Do me a favor and read that again, because I know what you must be thinking. But I'm not lying.
The truth is, since the beginning of July, Kendrick has had only one regrettable outing. He gave up six runs in 3 1/3 innings on August 8. But in the 19 innings before and the 15 innings since, he's struck out 28 and walked seven. To say that this is unexpected would be an understatement.
Though if you really want unexpected, allow me to point your attention toward the top of the second inning, which is when Michael "Wait, He's Still On The Team?" Martinez hit a two-run home run off of former Phillie Randy Wolf. Michael Martinez. Hit. A home run. Those three things do not usually go together in any combination. And yet today it happened.
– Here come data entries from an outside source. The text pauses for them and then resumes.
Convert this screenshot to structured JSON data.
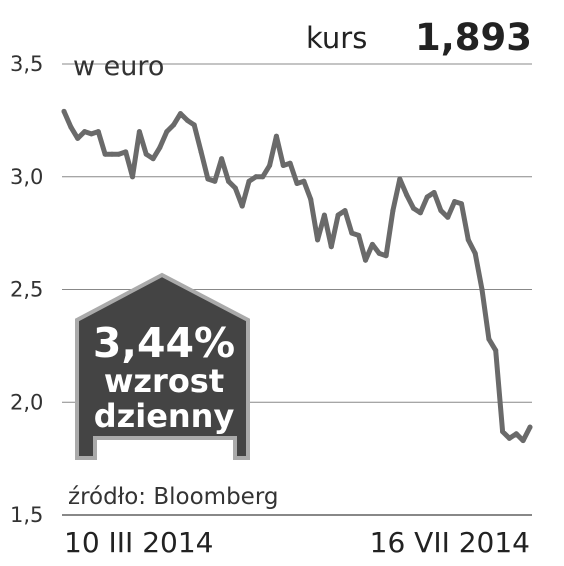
{
  "unit_label": "w euro",
  "kurs": {
    "label": "kurs",
    "value": "1,893"
  },
  "badge": {
    "percent": "3,44%",
    "line1": "wzrost",
    "line2": "dzienny"
  },
  "source": "źródło: Bloomberg",
  "dates": {
    "start": "10 III 2014",
    "end": "16 VII 2014"
  },
  "colors": {
    "line": "#6a6a6a",
    "grid": "#888888",
    "badge_fill": "#444444",
    "badge_stroke": "#aaaaaa"
  },
  "chart_data": {
    "type": "line",
    "ylim": [
      1.5,
      3.5
    ],
    "grid": "horizontal",
    "ytick_labels": [
      "3,5",
      "3,0",
      "2,5",
      "2,0",
      "1,5"
    ],
    "yticks": [
      3.5,
      3.0,
      2.5,
      2.0,
      1.5
    ],
    "x_start_label": "10 III 2014",
    "x_end_label": "16 VII 2014",
    "values": [
      3.29,
      3.22,
      3.17,
      3.2,
      3.19,
      3.2,
      3.1,
      3.1,
      3.1,
      3.11,
      3.0,
      3.2,
      3.1,
      3.08,
      3.13,
      3.2,
      3.23,
      3.28,
      3.25,
      3.23,
      3.11,
      2.99,
      2.98,
      3.08,
      2.98,
      2.95,
      2.87,
      2.98,
      3.0,
      3.0,
      3.05,
      3.18,
      3.05,
      3.06,
      2.97,
      2.98,
      2.9,
      2.72,
      2.83,
      2.69,
      2.83,
      2.85,
      2.75,
      2.74,
      2.63,
      2.7,
      2.66,
      2.65,
      2.85,
      2.99,
      2.92,
      2.86,
      2.84,
      2.91,
      2.93,
      2.85,
      2.82,
      2.89,
      2.88,
      2.72,
      2.66,
      2.5,
      2.28,
      2.23,
      1.87,
      1.84,
      1.86,
      1.83,
      1.89
    ]
  }
}
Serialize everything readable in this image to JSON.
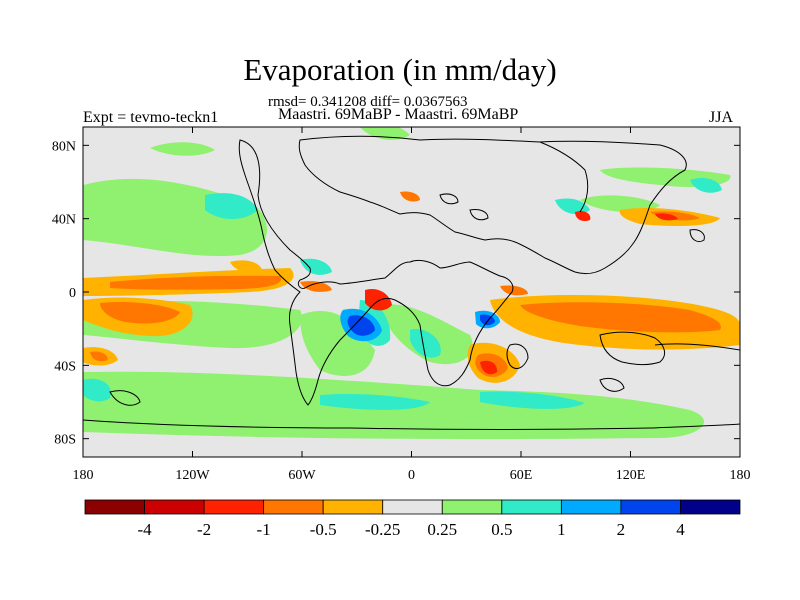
{
  "title": "Evaporation (in mm/day)",
  "stats": "rmsd= 0.341208 diff= 0.0367563",
  "experiment": "Expt = tevmo-teckn1",
  "difference_label": "Maastri.  69MaBP - Maastri.  69MaBP",
  "season": "JJA",
  "lat_ticks": [
    {
      "label": "80N",
      "lat": 80
    },
    {
      "label": "40N",
      "lat": 40
    },
    {
      "label": "0",
      "lat": 0
    },
    {
      "label": "40S",
      "lat": -40
    },
    {
      "label": "80S",
      "lat": -80
    }
  ],
  "lon_ticks": [
    {
      "label": "180",
      "lon": -180
    },
    {
      "label": "120W",
      "lon": -120
    },
    {
      "label": "60W",
      "lon": -60
    },
    {
      "label": "0",
      "lon": 0
    },
    {
      "label": "60E",
      "lon": 60
    },
    {
      "label": "120E",
      "lon": 120
    },
    {
      "label": "180",
      "lon": 180
    }
  ],
  "colorbar": {
    "colors": [
      "#8b0000",
      "#cc0000",
      "#ff2200",
      "#ff7700",
      "#ffb300",
      "#e6e6e6",
      "#90f070",
      "#30eac8",
      "#00aaff",
      "#0044ee",
      "#000088"
    ],
    "labels": [
      "-4",
      "-2",
      "-1",
      "-0.5",
      "-0.25",
      "0.25",
      "0.5",
      "1",
      "2",
      "4"
    ]
  },
  "colors": {
    "neutral": "#e6e6e6",
    "green": "#90f070",
    "cyan": "#30eac8",
    "lightblue": "#00aaff",
    "blue": "#0044ee",
    "yellow": "#ffb300",
    "orange": "#ff7700",
    "red": "#ff2200"
  }
}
Randy Wolf helped much of the Phillies offense today. Brian Schneider, John Mayberry, and Ryan Howard each had two hits, Kevin Frandsen had three hits, and Domonic Brown had a monster day, going 3-for-4 with a walk and four RBI. Dom hit a three-run double in the fourth inning and is now batting .269 since being called up. Ty Wigginton, "left fielder", and Laynce Nix went hitless but walked once each. The only Phillies not on base today were Kyle Kendrick (who did more than enough, thank you very much) and Jimmy Rollins. Rollins has had an atrocious road trip, batting just .138 in 29 at-bats.
The Martinez home run and Kendrick's general awesomeness were enough to forget that it was pouring rain inside the stadium in the bottom of the first inning. Rain, you ask? In Miller Park? Yes! But doesn't Miller Park have a roof? Right again! Despite there being a chance of showers in the area, Miller Park's roof wasn't closed at the start of the game. Once the rain began coming down heavily the roof started to close, but they had to stop the game to clean up the mound, home plate, and parts of the infield where water was aggressively puddling. The grounds crew was moving very, very slowly. It was quite a show of groundskeeping prowess. Or, you know, the opposite of that.